According to Time and Date, a 365-day year divides into 12 equal months of about 30.4167 days, which is the divisor this calculator uses for the approximate month count

According to Time and Date, a leap year contains 366 days with the extra day inserted at the end of February, while a common year contains 365 days, which is why a 60-day count that crosses February 29 lands one calendar day earlier in a leap year than in a common year

For a longer quarterly review window, the 100 day calculator returns a 100-day result with the same weekday, week, and weekend breakdowns this calculator uses.

Key Concepts Explained

Four ideas explain every result the panel shows:

Calendar Day vs. Business Day

The calculator counts every calendar day, including Saturdays, Sundays, and holidays. If you need 60 business days, use a separate business-day tool and add about 16 to 20 extra calendar days to absorb the weekends.

Include vs. Exclude the Start Date

Excluding the start date (the default) means the result is exactly 60 calendar days after the start date. Including the start date counts it as day 1, so 60 days lands 59 calendar days later.

Approximate Months (30.42-day average)

60 days equals about 1.97 months because a common year holds 365 days, which divides into 12 equal months of 30.4167 days. The result is an estimate, not a calendar-month count.

Weekend Days Inside the Range

A 60-day span covers 8 full weeks plus 4 extra days. If the 4 extra days are weekdays, the range contains 16 weekend days; if they include one or two weekend days, it contains 17 or 18.

These definitions matter when the result is shared. A 60-day plan almost always means calendar days, but a 60-day sprint inside a team usually means business days, so match the convention to the audience. The 4-extra-day rule also explains why the weekday of the result is always 4 days after the start weekday.

When the audience expects 60 workdays instead of 60 calendar days, the working days calculator subtracts weekends and optional public holidays from the same starting inputs.

How to Use the Calculator

Five short steps are enough to get a trustworthy 60-day result.

  1. 1 Choose forward or reverse mode: Use forward mode to find a date 60 days from a start date.

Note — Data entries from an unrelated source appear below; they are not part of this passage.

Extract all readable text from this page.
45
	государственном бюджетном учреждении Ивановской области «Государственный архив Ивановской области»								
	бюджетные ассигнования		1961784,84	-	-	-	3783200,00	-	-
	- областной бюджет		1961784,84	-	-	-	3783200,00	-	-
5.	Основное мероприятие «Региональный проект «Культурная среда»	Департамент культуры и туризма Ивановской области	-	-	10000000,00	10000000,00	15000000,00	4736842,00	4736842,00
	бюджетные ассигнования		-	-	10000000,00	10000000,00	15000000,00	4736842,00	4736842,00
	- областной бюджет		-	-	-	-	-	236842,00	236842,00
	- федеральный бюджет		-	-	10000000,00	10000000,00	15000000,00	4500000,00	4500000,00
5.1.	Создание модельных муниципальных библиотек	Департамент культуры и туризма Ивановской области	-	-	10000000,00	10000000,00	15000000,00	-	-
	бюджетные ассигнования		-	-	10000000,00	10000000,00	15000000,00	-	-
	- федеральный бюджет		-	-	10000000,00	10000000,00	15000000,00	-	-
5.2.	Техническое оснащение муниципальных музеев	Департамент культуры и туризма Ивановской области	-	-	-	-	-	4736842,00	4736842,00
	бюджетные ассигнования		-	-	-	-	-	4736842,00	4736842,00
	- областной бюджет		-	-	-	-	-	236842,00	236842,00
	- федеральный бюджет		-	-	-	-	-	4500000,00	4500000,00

Use reverse mode to count 60 days back from a target date.
  2. 2 Set the day count: Leave the number at 60 for the default count, or change it to any whole number from 1 to 10,000 for a different span.
  3. 3 Enter the start or target date: In forward mode, pick the start date (defaults to today). In reverse mode, pick the target date you are counting back from.
  4. 4 Decide whether to include the start date: Leave the toggle off for the common convention where day 1 is the day after the start date. Turn it on if you want the start date to count as day 1.
  5. 5 Read the result and the breakdowns: The result panel shows the resulting date, its weekday, the full-week count, the approximate months, and how many weekend days the range covers.

Practical example: starting a 60-day employer trial on June 14, 2026 (a Sunday) with the start date excluded, the calculator returns August 13, 2026 (a Thursday) and reports 8.6 full weeks and 16 weekend days.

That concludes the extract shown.